As an instructor in visual analysis, I believe that examining art with a critical eye and an appreciation for artists’ perspectives is an invaluable skill. In doing so, the viewer can actually refine the lens through which he or she sees the world. In the age of Photoshop perfection and Snapchat ephemera, I want more people to practice looking at what appears ungainly, misshapen, disturbing, and cruel—all the more so if they feel personally affronted by it. Learning to thoughtfully move past these reactions can teach us more effective ways to contend with the economic, political, and cultural injustices that we face today.

Some critics have argued that contemporary art is not doing enough to push us toward questions about social responsibility. In November 2014, critic A.O. Scott’s New York Times essay “Looking the Other Way” considered “what art has done and should do at this moment of political impasse, racial tension and economic crisis.” Scott suggested that today’s popular works were not up to the task.

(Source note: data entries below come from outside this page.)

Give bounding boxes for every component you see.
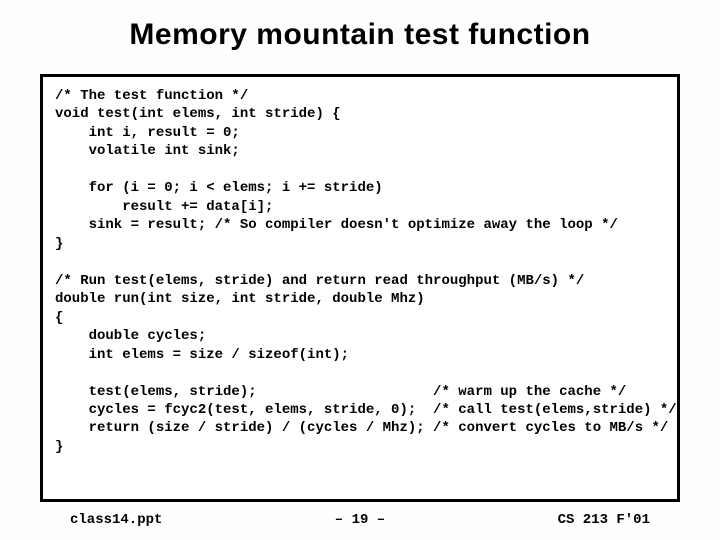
footer-page-number: – 19 – [263,512,456,528]
footer-filename: class14.ppt [70,512,263,528]
page-title: Memory mountain test function [40,18,680,52]
slide: Memory mountain test function /* The tes… [0,0,720,540]
footer: class14.ppt – 19 – CS 213 F'01 [40,502,680,528]
code-listing: /* The test function */ void test(int el… [40,74,680,502]
footer-course: CS 213 F'01 [457,512,650,528]
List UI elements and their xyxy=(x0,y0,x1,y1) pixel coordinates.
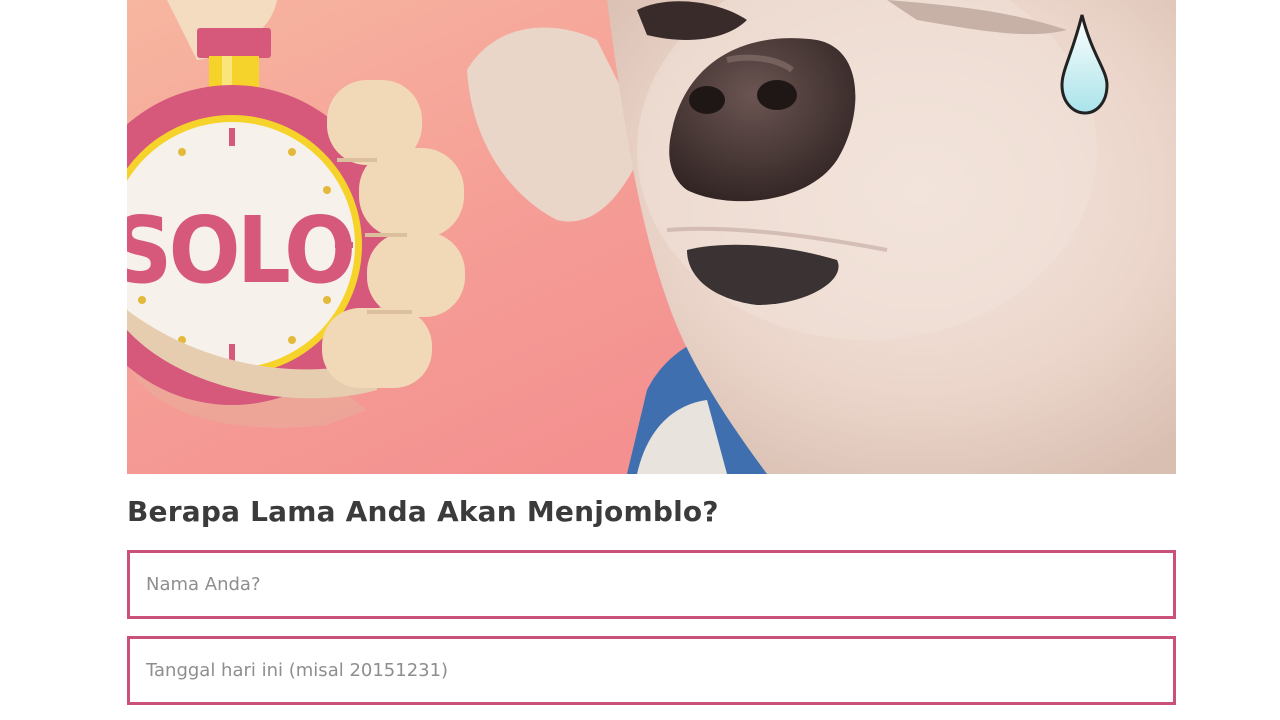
date-input[interactable] xyxy=(127,636,1176,705)
page-title: Berapa Lama Anda Akan Menjomblo? xyxy=(127,495,719,528)
name-input[interactable] xyxy=(127,550,1176,619)
quiz-page: SOLO Berapa Lama Anda Akan Menjomblo? xyxy=(0,0,1280,720)
stopwatch-solo-text: SOLO xyxy=(127,197,352,304)
hero-image: SOLO xyxy=(127,0,1176,474)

The accompanying illustration, which showed the backs of 10 paintings, implied that artists were “looking the other way.”

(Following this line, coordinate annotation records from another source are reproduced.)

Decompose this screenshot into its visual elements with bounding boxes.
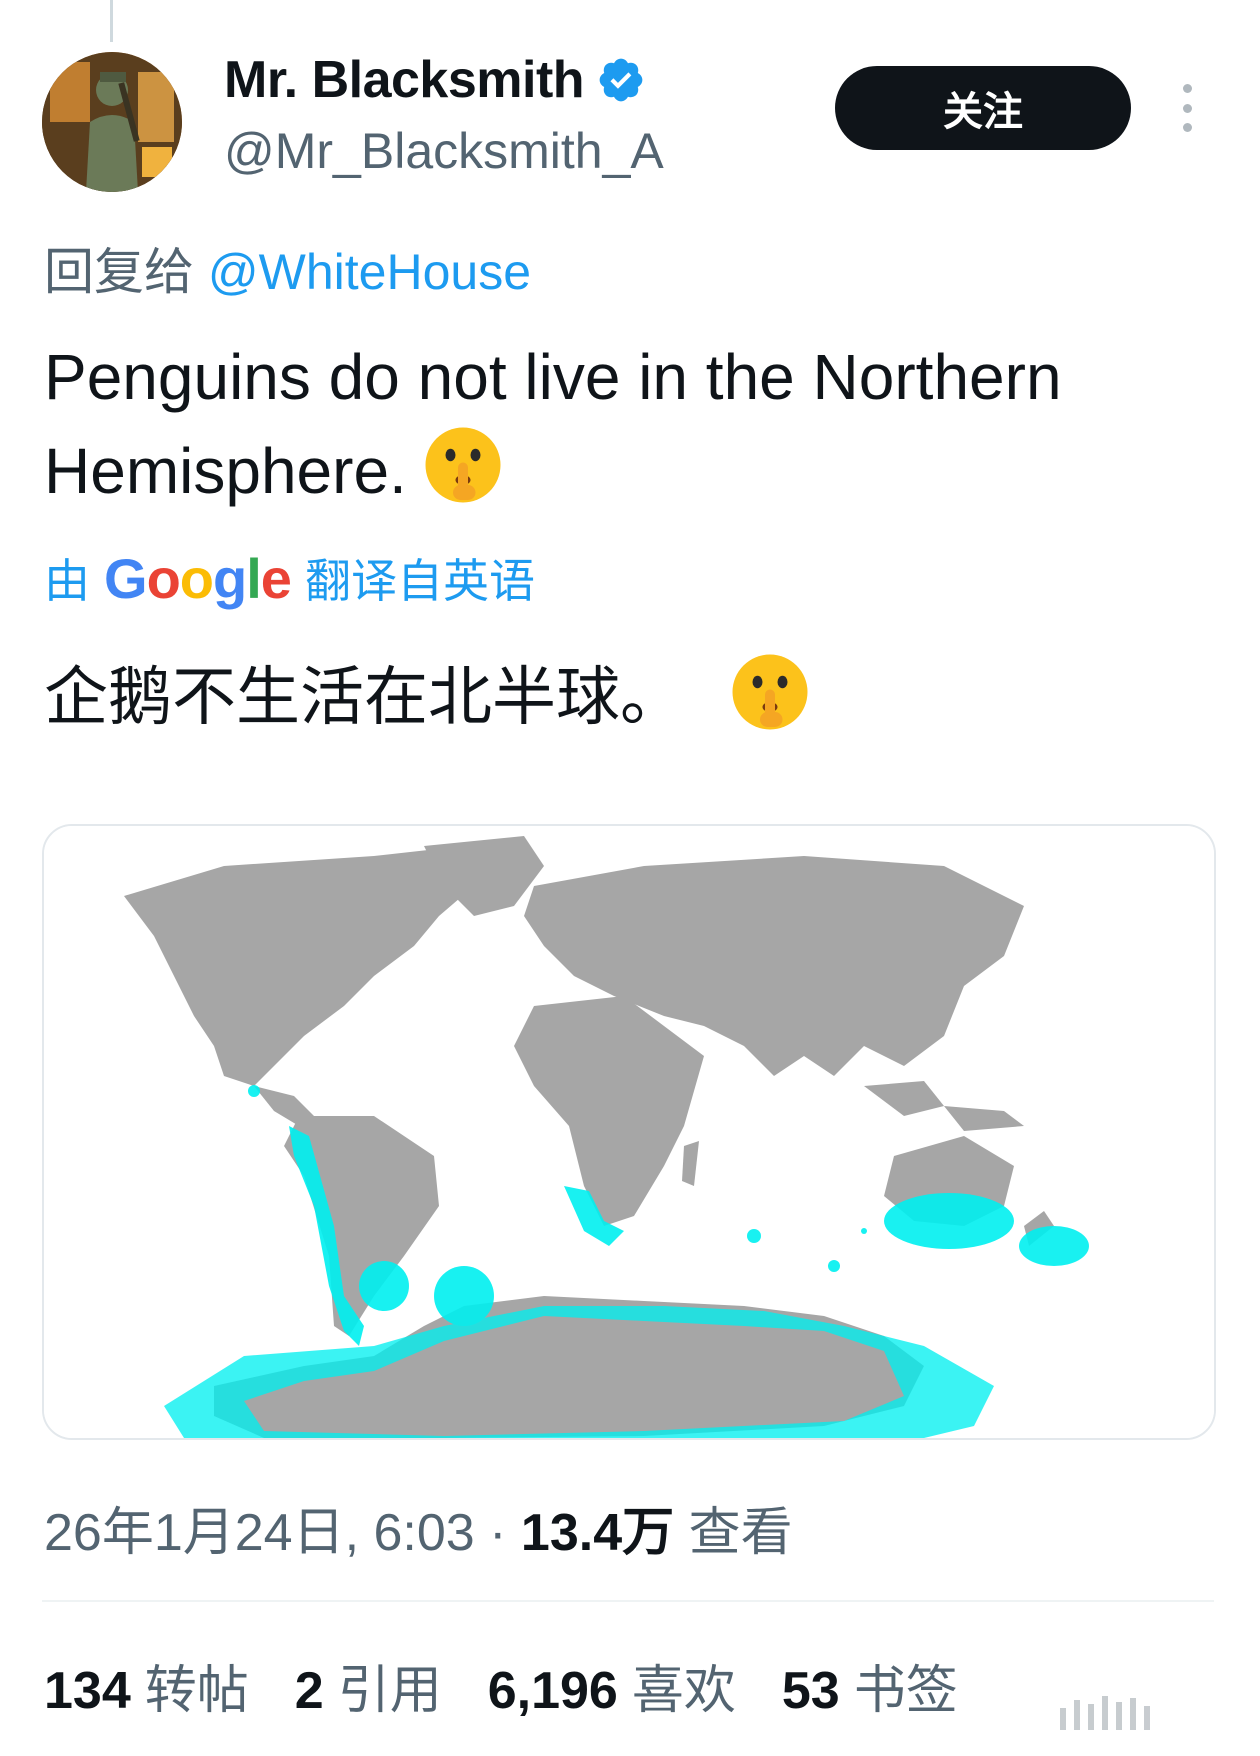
reply-context: 回复给 @WhiteHouse bbox=[44, 232, 531, 304]
verified-badge-icon bbox=[599, 58, 643, 102]
stat-count: 53 bbox=[781, 1662, 840, 1720]
views-label: 查看 bbox=[688, 1504, 793, 1562]
translation-attribution[interactable]: 由 Google 翻译自英语 bbox=[44, 545, 535, 611]
thread-line bbox=[110, 0, 113, 42]
tweet-text: Penguins do not live in the Northern Hem… bbox=[44, 330, 1224, 518]
stat-count: 134 bbox=[44, 1662, 131, 1720]
stat-label: 喜欢 bbox=[631, 1662, 736, 1720]
tweet-meta: 26年1月24日, 6:03 · 13.4万 查看 bbox=[44, 1490, 793, 1565]
tweet-media-map[interactable] bbox=[42, 824, 1216, 1440]
reply-mention-link[interactable]: @WhiteHouse bbox=[208, 244, 531, 300]
more-vertical-icon[interactable] bbox=[1178, 84, 1196, 132]
stat-label: 引用 bbox=[337, 1662, 442, 1720]
engagement-stats: 134 转帖 2 引用 6,196 喜欢 53 书签 bbox=[44, 1648, 958, 1723]
stat-count: 2 bbox=[294, 1662, 324, 1720]
follow-button[interactable]: 关注 bbox=[835, 66, 1131, 150]
stat-count: 6,196 bbox=[487, 1662, 618, 1720]
translated-body: 企鹅不生活在北半球。 bbox=[44, 661, 684, 733]
stat-likes[interactable]: 6,196 喜欢 bbox=[488, 1648, 736, 1723]
user-handle[interactable]: @Mr_Blacksmith_A bbox=[224, 122, 664, 180]
translation-prefix: 由 bbox=[44, 555, 90, 607]
display-name-text: Mr. Blacksmith bbox=[224, 51, 585, 109]
meta-separator: · bbox=[474, 1504, 521, 1562]
stat-quotes[interactable]: 2 引用 bbox=[295, 1648, 442, 1723]
shushing-face-icon bbox=[425, 427, 501, 503]
world-map-penguin-range bbox=[44, 826, 1214, 1438]
tweet-date[interactable]: 26年1月24日, 6:03 bbox=[44, 1504, 475, 1562]
display-name[interactable]: Mr. Blacksmith bbox=[224, 50, 646, 110]
translated-text: 企鹅不生活在北半球。 bbox=[44, 646, 810, 738]
stat-reposts[interactable]: 134 转帖 bbox=[44, 1648, 249, 1723]
tweet-body: Penguins do not live in the Northern Hem… bbox=[44, 341, 1062, 507]
shushing-face-icon bbox=[732, 654, 808, 730]
stat-label: 书签 bbox=[853, 1662, 958, 1720]
views-count: 13.4万 bbox=[520, 1504, 675, 1562]
avatar-blacksmith-icon bbox=[42, 52, 182, 192]
reply-prefix: 回复给 bbox=[44, 244, 194, 300]
google-logo: Google bbox=[104, 546, 292, 610]
stat-label: 转帖 bbox=[144, 1662, 249, 1720]
stat-bookmarks[interactable]: 53 书签 bbox=[782, 1648, 958, 1723]
translation-suffix: 翻译自英语 bbox=[304, 555, 535, 607]
divider bbox=[42, 1600, 1214, 1602]
avatar[interactable] bbox=[42, 52, 182, 192]
watermark bbox=[1060, 1690, 1230, 1730]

But a closer look at contemporary artwork finds ample examples that disprove Scott’s theory.

One of the most powerful is Heirlooms and Accessories, a triptych by Kerry James Marshall that is part of a traveling retrospective. Currently housed at the Museum of Contemporary Art Chicago, Marshall’s work is coming to The Metropolitan Museum of Art in the fall. Inspired by a famous 1930 photograph of a double lynching in Indiana, each of the panels contains an exquisite gold chain artfully suspended and anchored by a pendant containing a different woman’s photo. The women in Marshall’s triptych were all present during the lynching, but were photographed with their backs casually turned away from grim spectacle.

Marshall explained that while he was horrified and repulsed by the brutality of the murders of black men, it was the calm demeanor of the witnesses in the photograph that most appalled him. How ordinary it all seemed. The blasé expressions of the women belied the gravity and viciousness of the lynchings going on just behind them.

Marshall uses the double meaning of “accessory” to make a gut-wrenching point: Those present at the lynching were accessories to a double murder. An heirloom, meanwhile—such as a treasured necklace—is an object that is passed down from one generation to the next. Marshall’s heirlooms thereby implicate contemporary white Americans in the legacy of racial injustice and violence.

Astute observers of the piece will notice, too, that the backdrop in each of the panels includes the faintest outline–rendered almost to the point of invisibility–of the photograph’s lynching. The draping of each gold chain meanwhile eerily echoes the ropes that bear the weight of the dead men.

Searing in its indignation yet exquisite in its execution, Heirlooms and Accessories reminds us that works of art still offer us a profound opportunity to engage with difficult issues that lack simple solutions. The ability to view and discuss works of art that are designed to unnerve, disarm, and upset us—whether they be paintings, photographs, or sculptures—lays bare the need to continually confront complicated everyday issues. Practicing how to communicate more effectively when viewing the creative endeavors of others will help us address uncomfortable but essential social scenarios.

In this way, we can strengthen our visual intelligence, keep our eyes open, and talk about what we see–no matter how hard it is to look.